Абдул на секунду задумался. Он давно уже размышлял о массаже, как о другом средстве наказания. Задумывался о массаже грубых дланей, как об ударах палками по спине и шее за разговоры с замужней женщиной.
– Ну так что? – прервал его раздумья бербер, а сам, даже не получив ответа, уже самоуверенно разматывал провод бритвенной машинки. Должно быть, будет пытать, пронеслось в голове у Абдула. Как в камерах Гиммлера. Выбивать любовную историю их связи с Сарижат, которой и не было.
– Ну, хорошо, – дал свое покорное согласие Абдул.
– А где Сарижат? – спросил Абдул равнодушным, насколько это было возможно, тоном, усаживаясь в кресло.
– Она умерла, – странно улыбнувшись, сказал Салават, словно ожидал этого вопроса.
– Как умерла? – Абдул вздрогнул.
– Обыкновенно, – снова улыбнулся бербер так, словно смерть для него была игрой, ничего не значащим пустяком. Словно он сам не раз убивал и был убит.
– Вы меня не разыгрываете? – переспросил Абдул, не веря собственным ушам.
В ответ бербер только пожал плечами и опять натянул улыбку, по изгибу которой можно было подумать, что это он убил ее. Затем, не говоря ни слова, пошел подключить машинку, напоминающую электрошок, к электросети.
Жужжание, а может быть, испытанный шок опрокинули Абдула в глубокое детство. Вот пчела кусает его в руку. Он плачет, но быстро успокаивается под ласками мамы. И тут же садится на вторую пчелу. Теперь уже взрослые смеются, не в силах сдержать слез. А он, не в силах остановиться, орет, как недорезанный, широко раскрыв глаза и рот, дергает ногами и головой, отчего волосы, попадающие под бритвенное лезвие, дергаются и вырываются с корнем, когда его в детстве стригут машинкой. Вся жизнь – за миг. Вся жизнь волос.

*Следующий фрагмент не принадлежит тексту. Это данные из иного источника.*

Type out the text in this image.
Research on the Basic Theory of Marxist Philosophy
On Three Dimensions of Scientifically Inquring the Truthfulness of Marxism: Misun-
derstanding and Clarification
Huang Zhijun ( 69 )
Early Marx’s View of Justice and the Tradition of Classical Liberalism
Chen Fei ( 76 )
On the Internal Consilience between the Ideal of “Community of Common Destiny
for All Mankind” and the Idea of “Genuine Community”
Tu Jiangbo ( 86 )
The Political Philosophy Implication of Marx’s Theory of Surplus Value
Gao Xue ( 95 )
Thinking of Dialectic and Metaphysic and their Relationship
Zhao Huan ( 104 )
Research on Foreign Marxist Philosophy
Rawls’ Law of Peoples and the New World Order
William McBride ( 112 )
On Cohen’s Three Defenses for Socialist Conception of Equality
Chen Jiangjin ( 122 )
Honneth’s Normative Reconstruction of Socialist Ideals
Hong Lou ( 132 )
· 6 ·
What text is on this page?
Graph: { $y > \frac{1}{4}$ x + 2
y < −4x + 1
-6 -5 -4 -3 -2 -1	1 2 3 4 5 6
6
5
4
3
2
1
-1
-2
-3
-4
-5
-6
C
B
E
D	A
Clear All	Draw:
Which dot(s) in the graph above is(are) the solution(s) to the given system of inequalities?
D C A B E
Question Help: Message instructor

– Как умерла? – потребовал, а точнее, попросил полного объяснения Абдул. – Такая молодая?
– Инфаркт. Упала замертво на улице, – пояснил бербер.
– Я к ней привязался, – сказал вдруг Абдул после длинной паузы, имея в виду всего лишь то, что Сарижат была неплохим мастером.
– Я заметил… – После этого неожиданно сорвавшегося с уст бербера признания им обоим стало как-то неловко, не по себе. И только теперь Абдул увидел, что Салават явно нервничал, что слова давались ему с трудом. Но в то же время было заметно, что молчаливому берберу необходимо продолжить неприятный для него и неизвестно к чему ведущий разговор, расставить все точки над “и”. Ему было так надо, и точка. – Вы приходили все чаще и чаще. А потом и каждую неделю, – нашел в себе силы для пояснения бербер.
– Но это ничего не значит, – поспешил успокоить собеседника Абдул, – между нами ничего не было. Клянусь.
– Да, если не считать, что она ждала вашего прихода. Она вся расцветала, лишь только вы переступали порог.
– Я этого не замечал, – сухо заметил Абдул, вынужденный оправдываться.
– Возможно, и так, – задумчиво заметил бербер, а потом добавил: – Я и сам только сейчас осознал всю перемену ее чувств до конца.
– И вы ничего не предприняли, ничего не сказали? – перешел в наступление Абдул, ведь лучшая защита – атака. – Могли бы объясниться со мной как мужчина с мужчиной. И я бы больше не приходил.
– Невозможно удержать женщину силком. Да и словами мало что можно изменить, – сказал с обреченностью бербер и тут же с зародившейся в глазах надеждой спросил: – А между вами, правда, ничего не было?
– Ничего.
– Поклянись матерью.
– Клянусь, – прижал руку к сердцу Абдул, – что ничего… – И, немного поколебавшись, добавил: – Кроме разговоров.
– Ну, я так и знал, – уцепился бербер. – Каких разговоров?
– Ничего особенного. Я ей рассказывал о своих любовных приключениях. В основном, вымышленных. Вот и все.
– Это ты зря… – И в глазах, и в голосе бербера появилась ярость.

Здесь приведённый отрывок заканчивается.